TL;DR
Europe’s largest wealth managers are accelerating AI adoption after US fintech Altruist launched an AI tax planning tool that sent sector shares tumbling. St James’s Place, Schroders, and Lombard Odier argue the technology will make advisers more productive, not replace them — but warn competitors slow to adopt AI risk losing clients.
Shares Tumble, AI Adoption Accelerates
Wealth management stocks fell this month after Altruist unveiled an AI tool that helps advisers create tax strategies within minutes by interpreting payslips and modelling scenarios like property sales or retirement transitions. The launch revived concerns that parts of the advisory industry could become obsolete.
The response from Europe’s top firms has been defensive but pointed. Mark FitzPatrick, chief executive of St James’s Place (which oversees roughly £220bn), said advisers who don’t use AI “may well be replaced by those that do.” He told the Financial Times that AI was “going to put the work that advisers do on steroids” by boosting productivity.

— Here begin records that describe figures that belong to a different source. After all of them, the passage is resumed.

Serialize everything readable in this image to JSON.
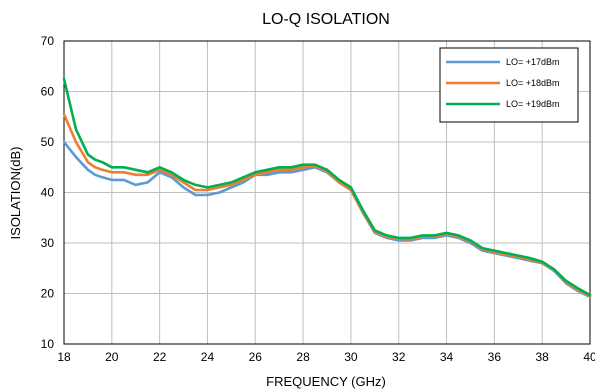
{
  "chart_data": {
    "type": "line",
    "title": "LO-Q ISOLATION",
    "xlabel": "FREQUENCY (GHz)",
    "ylabel": "ISOLATION(dB)",
    "xlim": [
      18,
      40
    ],
    "ylim": [
      10,
      70
    ],
    "xticks": [
      18,
      20,
      22,
      24,
      26,
      28,
      30,
      32,
      34,
      36,
      38,
      40
    ],
    "yticks": [
      10,
      20,
      30,
      40,
      50,
      60,
      70
    ],
    "grid": true,
    "legend_position": "top-right",
    "series": [
      {
        "name": "LO= +17dBm",
        "color": "#5b9bd5",
        "x": [
          18,
          18.5,
          19,
          19.3,
          19.6,
          20,
          20.5,
          21,
          21.5,
          22,
          22.5,
          23,
          23.5,
          24,
          24.5,
          25,
          25.5,
          26,
          26.5,
          27,
          27.5,
          28,
          28.5,
          29,
          29.5,
          30,
          30.5,
          31,
          31.5,
          32,
          32.5,
          33,
          33.5,
          34,
          34.5,
          35,
          35.5,
          36,
          36.5,
          37,
          37.5,
          38,
          38.5,
          39,
          39.5,
          40
        ],
        "values": [
          50,
          47,
          44.5,
          43.5,
          43,
          42.5,
          42.5,
          41.5,
          42,
          44,
          43,
          41,
          39.5,
          39.5,
          40,
          41,
          42,
          43.5,
          43.5,
          44,
          44,
          44.5,
          45,
          44,
          42,
          40.5,
          36,
          32,
          31,
          30.5,
          30.5,
          31,
          31,
          31.5,
          31,
          30,
          28.5,
          28,
          27.5,
          27,
          26.5,
          26,
          24.5,
          22,
          20.5,
          19.3
        ]
      },
      {
        "name": "LO= +18dBm",
        "color": "#ed7d31",
        "x": [
          18,
          18.5,
          19,
          19.3,
          19.6,
          20,
          20.5,
          21,
          21.5,
          22,
          22.5,
          23,
          23.5,
          24,
          24.5,
          25,
          25.5,
          26,
          26.5,
          27,
          27.5,
          28,
          28.5,
          29,
          29.5,
          30,
          30.5,
          31,
          31.5,
          32,
          32.5,
          33,
          33.5,
          34,
          34.5,
          35,
          35.5,
          36,
          36.5,
          37,
          37.5,
          38,
          38.5,
          39,
          39.5,
          40
        ],
        "values": [
          55.5,
          50,
          46,
          45,
          44.5,
          44,
          44,
          43.5,
          43.5,
          44.5,
          43.5,
          42,
          40.5,
          40.5,
          41,
          41.5,
          42.5,
          43.5,
          44,
          44.5,
          44.5,
          45,
          45.2,
          44.2,
          42,
          40.5,
          36.2,
          32.2,
          31.2,
          30.8,
          30.7,
          31.3,
          31.3,
          31.7,
          31.3,
          30.3,
          28.8,
          28.2,
          27.7,
          27.2,
          26.7,
          26.1,
          24.7,
          22.2,
          20.7,
          19.5
        ]
      },
      {
        "name": "LO= +19dBm",
        "color": "#00b050",
        "x": [
          18,
          18.5,
          19,
          19.3,
          19.6,
          20,
          20.5,
          21,
          21.5,
          22,
          22.5,
          23,
          23.5,
          24,
          24.5,
          25,
          25.5,
          26,
          26.5,
          27,
          27.5,
          28,
          28.5,
          29,
          29.5,
          30,
          30.5,
          31,
          31.5,
          32,
          32.5,
          33,
          33.5,
          34,
          34.5,
          35,
          35.5,
          36,
          36.5,
          37,
          37.5,
          38,
          38.5,
          39,
          39.5,
          40
        ],
        "values": [
          62.5,
          52.5,
          47.5,
          46.5,
          46,
          45,
          45,
          44.5,
          44,
          45,
          44,
          42.5,
          41.5,
          41,
          41.5,
          42,
          43,
          44,
          44.5,
          45,
          45,
          45.5,
          45.5,
          44.5,
          42.5,
          41,
          36.5,
          32.5,
          31.5,
          31,
          31,
          31.5,
          31.5,
          32,
          31.5,
          30.5,
          29,
          28.5,
          28,
          27.5,
          27,
          26.3,
          24.8,
          22.5,
          21,
          19.7
        ]
      }
    ]
  }
}
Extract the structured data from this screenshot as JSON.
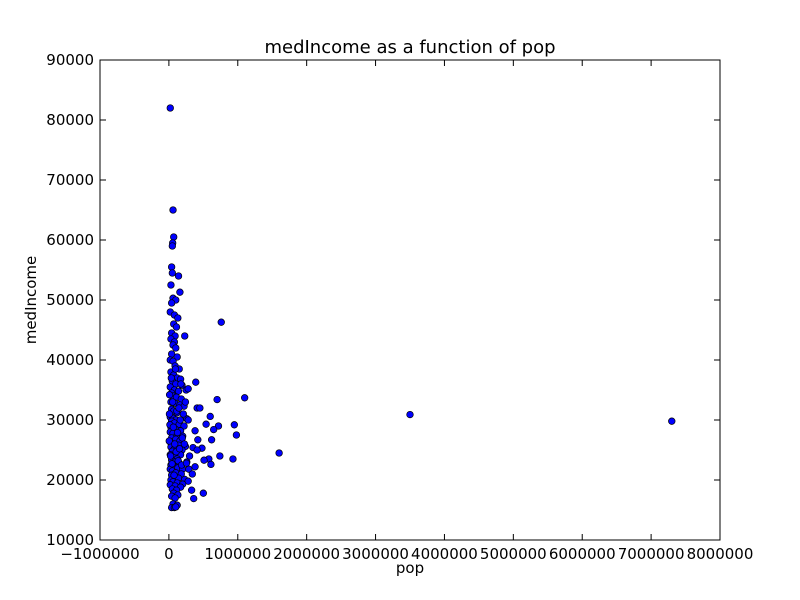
{
  "chart_data": {
    "type": "scatter",
    "title": "medIncome as a function of pop",
    "xlabel": "pop",
    "ylabel": "medIncome",
    "xlim": [
      -1000000,
      8000000
    ],
    "ylim": [
      10000,
      90000
    ],
    "xticks": [
      -1000000,
      0,
      1000000,
      2000000,
      3000000,
      4000000,
      5000000,
      6000000,
      7000000,
      8000000
    ],
    "xtick_labels": [
      "−1000000",
      "0",
      "1000000",
      "2000000",
      "3000000",
      "4000000",
      "5000000",
      "6000000",
      "7000000",
      "8000000"
    ],
    "yticks": [
      10000,
      20000,
      30000,
      40000,
      50000,
      60000,
      70000,
      80000,
      90000
    ],
    "ytick_labels": [
      "10000",
      "20000",
      "30000",
      "40000",
      "50000",
      "60000",
      "70000",
      "80000",
      "90000"
    ],
    "grid": false,
    "legend": "none",
    "marker_color": "#0000ff",
    "marker_edge_color": "#000000",
    "points": [
      [
        20000,
        82000
      ],
      [
        60000,
        65000
      ],
      [
        70000,
        60500
      ],
      [
        55000,
        59500
      ],
      [
        50000,
        59000
      ],
      [
        40000,
        55500
      ],
      [
        50000,
        54500
      ],
      [
        140000,
        54000
      ],
      [
        30000,
        52500
      ],
      [
        160000,
        51300
      ],
      [
        60000,
        50300
      ],
      [
        100000,
        50000
      ],
      [
        40000,
        49500
      ],
      [
        20000,
        48000
      ],
      [
        80000,
        47500
      ],
      [
        130000,
        47000
      ],
      [
        760000,
        46300
      ],
      [
        70000,
        46000
      ],
      [
        110000,
        45500
      ],
      [
        40000,
        44500
      ],
      [
        90000,
        44000
      ],
      [
        230000,
        44000
      ],
      [
        30000,
        43500
      ],
      [
        80000,
        43000
      ],
      [
        60000,
        42500
      ],
      [
        100000,
        42000
      ],
      [
        40000,
        41000
      ],
      [
        120000,
        40500
      ],
      [
        20000,
        40000
      ],
      [
        60000,
        39800
      ],
      [
        90000,
        39000
      ],
      [
        150000,
        38500
      ],
      [
        30000,
        38000
      ],
      [
        70000,
        37500
      ],
      [
        120000,
        37000
      ],
      [
        170000,
        36800
      ],
      [
        50000,
        36500
      ],
      [
        100000,
        36000
      ],
      [
        190000,
        35800
      ],
      [
        390000,
        36300
      ],
      [
        20000,
        35500
      ],
      [
        80000,
        35000
      ],
      [
        140000,
        34800
      ],
      [
        250000,
        35000
      ],
      [
        280000,
        35200
      ],
      [
        40000,
        34500
      ],
      [
        60000,
        34000
      ],
      [
        110000,
        33800
      ],
      [
        180000,
        33500
      ],
      [
        700000,
        33400
      ],
      [
        1100000,
        33700
      ],
      [
        30000,
        33000
      ],
      [
        90000,
        32800
      ],
      [
        160000,
        32500
      ],
      [
        220000,
        32300
      ],
      [
        410000,
        32000
      ],
      [
        450000,
        32000
      ],
      [
        40000,
        31800
      ],
      [
        70000,
        31500
      ],
      [
        120000,
        31200
      ],
      [
        3500000,
        30900
      ],
      [
        600000,
        30600
      ],
      [
        20000,
        30500
      ],
      [
        60000,
        30300
      ],
      [
        100000,
        30000
      ],
      [
        260000,
        30200
      ],
      [
        280000,
        30000
      ],
      [
        40000,
        29800
      ],
      [
        80000,
        29500
      ],
      [
        150000,
        29300
      ],
      [
        220000,
        29000
      ],
      [
        540000,
        29300
      ],
      [
        720000,
        29000
      ],
      [
        950000,
        29200
      ],
      [
        7300000,
        29800
      ],
      [
        30000,
        28800
      ],
      [
        90000,
        28500
      ],
      [
        170000,
        28200
      ],
      [
        380000,
        28200
      ],
      [
        650000,
        28400
      ],
      [
        20000,
        28000
      ],
      [
        60000,
        27800
      ],
      [
        120000,
        27500
      ],
      [
        200000,
        27300
      ],
      [
        980000,
        27500
      ],
      [
        40000,
        27000
      ],
      [
        100000,
        26800
      ],
      [
        160000,
        26500
      ],
      [
        420000,
        26700
      ],
      [
        620000,
        26700
      ],
      [
        20000,
        26300
      ],
      [
        70000,
        26000
      ],
      [
        140000,
        25800
      ],
      [
        240000,
        25600
      ],
      [
        480000,
        25300
      ],
      [
        30000,
        25500
      ],
      [
        80000,
        25200
      ],
      [
        190000,
        25000
      ],
      [
        350000,
        25400
      ],
      [
        410000,
        25000
      ],
      [
        1600000,
        24500
      ],
      [
        50000,
        24800
      ],
      [
        110000,
        24500
      ],
      [
        170000,
        24200
      ],
      [
        300000,
        24000
      ],
      [
        740000,
        24000
      ],
      [
        20000,
        24200
      ],
      [
        60000,
        23900
      ],
      [
        120000,
        23500
      ],
      [
        580000,
        23500
      ],
      [
        930000,
        23500
      ],
      [
        510000,
        23300
      ],
      [
        40000,
        23300
      ],
      [
        90000,
        23000
      ],
      [
        150000,
        22800
      ],
      [
        260000,
        23000
      ],
      [
        380000,
        22200
      ],
      [
        610000,
        22600
      ],
      [
        30000,
        22500
      ],
      [
        70000,
        22200
      ],
      [
        130000,
        22000
      ],
      [
        200000,
        21800
      ],
      [
        290000,
        21800
      ],
      [
        20000,
        21800
      ],
      [
        50000,
        21500
      ],
      [
        100000,
        21200
      ],
      [
        180000,
        21000
      ],
      [
        340000,
        21000
      ],
      [
        40000,
        20800
      ],
      [
        80000,
        20500
      ],
      [
        140000,
        20300
      ],
      [
        230000,
        20100
      ],
      [
        280000,
        19800
      ],
      [
        30000,
        20000
      ],
      [
        60000,
        19700
      ],
      [
        120000,
        19500
      ],
      [
        200000,
        19300
      ],
      [
        20000,
        19200
      ],
      [
        90000,
        19000
      ],
      [
        170000,
        18800
      ],
      [
        330000,
        18300
      ],
      [
        50000,
        18500
      ],
      [
        110000,
        18300
      ],
      [
        70000,
        17800
      ],
      [
        130000,
        17500
      ],
      [
        500000,
        17800
      ],
      [
        40000,
        17300
      ],
      [
        90000,
        17000
      ],
      [
        360000,
        16900
      ],
      [
        60000,
        16000
      ],
      [
        120000,
        15800
      ],
      [
        40000,
        15400
      ],
      [
        80000,
        15400
      ],
      [
        100000,
        15500
      ],
      [
        10000,
        34200
      ],
      [
        5000,
        26500
      ],
      [
        8000,
        31000
      ],
      [
        15000,
        29200
      ],
      [
        25000,
        24000
      ],
      [
        35000,
        37000
      ],
      [
        45000,
        22700
      ],
      [
        55000,
        33000
      ],
      [
        65000,
        28800
      ],
      [
        75000,
        20800
      ],
      [
        85000,
        26000
      ],
      [
        95000,
        38500
      ],
      [
        105000,
        24700
      ],
      [
        115000,
        31500
      ],
      [
        125000,
        27900
      ],
      [
        135000,
        23200
      ],
      [
        145000,
        32000
      ],
      [
        155000,
        25200
      ],
      [
        165000,
        30000
      ],
      [
        175000,
        36000
      ],
      [
        185000,
        22500
      ],
      [
        195000,
        27000
      ],
      [
        210000,
        31000
      ],
      [
        225000,
        26000
      ],
      [
        240000,
        33000
      ],
      [
        255000,
        22800
      ]
    ]
  }
}
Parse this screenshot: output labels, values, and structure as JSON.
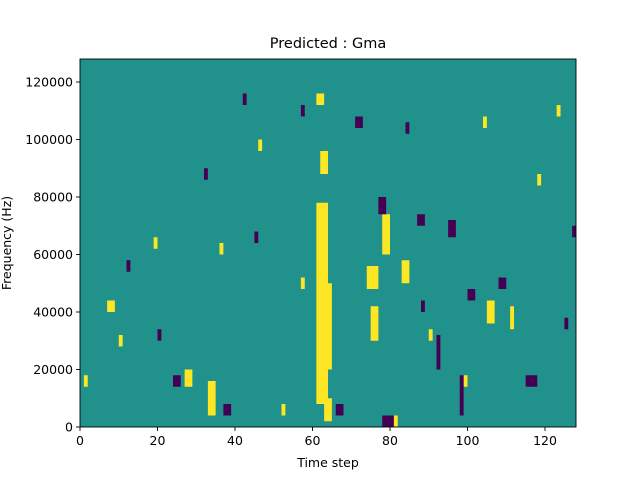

St James’s Place is already enabling its 5,000 advisers to use AI for recording conversations and preparing client recommendations, with an internal ChatGPT-style tool called ChatSJP providing rapid answers to technical questions.
Where the Real Risk Lies
Industry figures drew a sharp line between general financial guidance and regulated financial advice. One fund manager said guidance was “eminently disruptable by AI,” but full financial advice remained “a people business” where clients struggle to trust even human advisers with large sums.
Richard Oldfield, Schroders’ chief executive, said providers serving the “mass affluent” market — rather than very wealthy clients with complicated needs — faced the greatest risk. Lombard Odier’s technology head Geoffroy de Ridder said “every simple activity” currently done by humans could be replaced or complemented by AI, reporting that compliance processes are now running 20 to 50 times faster.
An Oliver Wyman survey of 300,000 investors found AI use for investing jumped to 44% from 34% over two years, with many feeling AI “understands their situation better and is less judgmental than human advisers.”
Looking Forward
Jefferies analyst Julian Roberts noted that AI firms are selling to advisers rather than directly to their clients — partly because it is an easier route to market with fewer regulatory hurdles. For now, the technology appears to be augmenting rather than replacing human advisers, but firms slow to adopt face losing ground to more agile competitors.